Ce que Nike doit faire, à mon avis, c’est retrouver sa clientèle perdue dans un premier temps. Je ne parle pas des sneakerheads ou des fashion victimes, qui changeront de marque préférée selon les tendances, et ils auront bien raison. La clientèle que Nike doit retrouver, c’est le plus grand public.

Un exemple assez récent m’a frappé. Nike disait souvent ne pas travailler sur les paires pour enfants, car, en grandissant, tous les jeunes voudraient les paires de leurs grands frères, qui eux porteraient tous des Nike.

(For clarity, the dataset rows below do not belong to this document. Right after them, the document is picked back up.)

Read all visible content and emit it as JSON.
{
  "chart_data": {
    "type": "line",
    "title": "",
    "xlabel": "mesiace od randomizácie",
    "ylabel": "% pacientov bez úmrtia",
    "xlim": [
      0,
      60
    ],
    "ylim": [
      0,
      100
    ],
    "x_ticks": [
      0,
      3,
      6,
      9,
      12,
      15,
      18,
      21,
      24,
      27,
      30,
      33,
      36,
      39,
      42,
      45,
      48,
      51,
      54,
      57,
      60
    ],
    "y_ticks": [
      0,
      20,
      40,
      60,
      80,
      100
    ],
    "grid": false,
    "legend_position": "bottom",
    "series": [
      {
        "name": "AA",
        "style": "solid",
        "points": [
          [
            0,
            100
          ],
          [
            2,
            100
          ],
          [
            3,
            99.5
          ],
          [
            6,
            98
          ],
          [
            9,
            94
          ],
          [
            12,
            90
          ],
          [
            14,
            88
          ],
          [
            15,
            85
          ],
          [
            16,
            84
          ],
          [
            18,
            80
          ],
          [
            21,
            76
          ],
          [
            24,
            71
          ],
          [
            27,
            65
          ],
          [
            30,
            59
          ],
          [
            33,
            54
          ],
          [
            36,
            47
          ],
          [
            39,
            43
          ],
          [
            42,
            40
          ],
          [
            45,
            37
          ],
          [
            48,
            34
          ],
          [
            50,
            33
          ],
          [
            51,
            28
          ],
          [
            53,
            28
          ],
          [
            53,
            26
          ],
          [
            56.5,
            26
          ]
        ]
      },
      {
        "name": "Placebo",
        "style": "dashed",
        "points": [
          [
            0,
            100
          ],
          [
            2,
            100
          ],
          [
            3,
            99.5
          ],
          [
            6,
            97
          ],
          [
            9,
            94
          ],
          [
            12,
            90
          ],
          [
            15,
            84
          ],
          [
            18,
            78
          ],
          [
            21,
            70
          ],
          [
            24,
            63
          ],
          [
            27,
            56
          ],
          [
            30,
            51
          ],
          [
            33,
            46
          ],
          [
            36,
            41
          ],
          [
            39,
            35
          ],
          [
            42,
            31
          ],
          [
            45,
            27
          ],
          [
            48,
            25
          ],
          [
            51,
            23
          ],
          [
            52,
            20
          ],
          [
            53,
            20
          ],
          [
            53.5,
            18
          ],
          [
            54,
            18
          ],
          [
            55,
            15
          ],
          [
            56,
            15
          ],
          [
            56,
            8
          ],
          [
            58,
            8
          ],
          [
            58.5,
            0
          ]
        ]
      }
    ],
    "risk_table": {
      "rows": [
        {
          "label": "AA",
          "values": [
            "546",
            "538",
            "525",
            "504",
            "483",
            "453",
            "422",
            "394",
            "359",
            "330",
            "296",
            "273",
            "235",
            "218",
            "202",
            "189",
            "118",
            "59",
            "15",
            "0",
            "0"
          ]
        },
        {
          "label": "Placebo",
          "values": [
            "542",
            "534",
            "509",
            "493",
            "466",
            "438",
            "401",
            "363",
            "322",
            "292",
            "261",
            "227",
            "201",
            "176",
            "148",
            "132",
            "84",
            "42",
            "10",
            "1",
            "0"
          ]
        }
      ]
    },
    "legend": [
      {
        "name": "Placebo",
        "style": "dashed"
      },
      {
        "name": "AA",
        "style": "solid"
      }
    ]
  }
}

Mais sur le marché du basketball, récemment, Puma a pris une direction toute opposée, et a répondu parfaitement aux attentes des plus jeunes avec les modèles de Lamelo Ball. Et depuis, la marque ne cesse de progresser, en fidélisant son public dès le plus jeune âge, et cela, malgré une offre Puma bien plus réduite que l’offre Nike. Que Nike ne vise pas les jeunes en priorité est une chose, mais que la marque ne propose presque plus de modèles accessibles en termes de prix à toute une partie de son public, c’est très troublant. Dans ce domaine, la marque a arrêté les PG13 et les Kyrie, deux des modèles les moins chers, et a fait monter le prix des KD, des Lebron, tout en rendant les Kobe presque inaccessibles. Comment voulez-vous continuer à porter du Nike dans ces conditions ?Il y a toute une partie du public qui n’est plus adressé, et ce devrait être une vraie priorité pour la marque.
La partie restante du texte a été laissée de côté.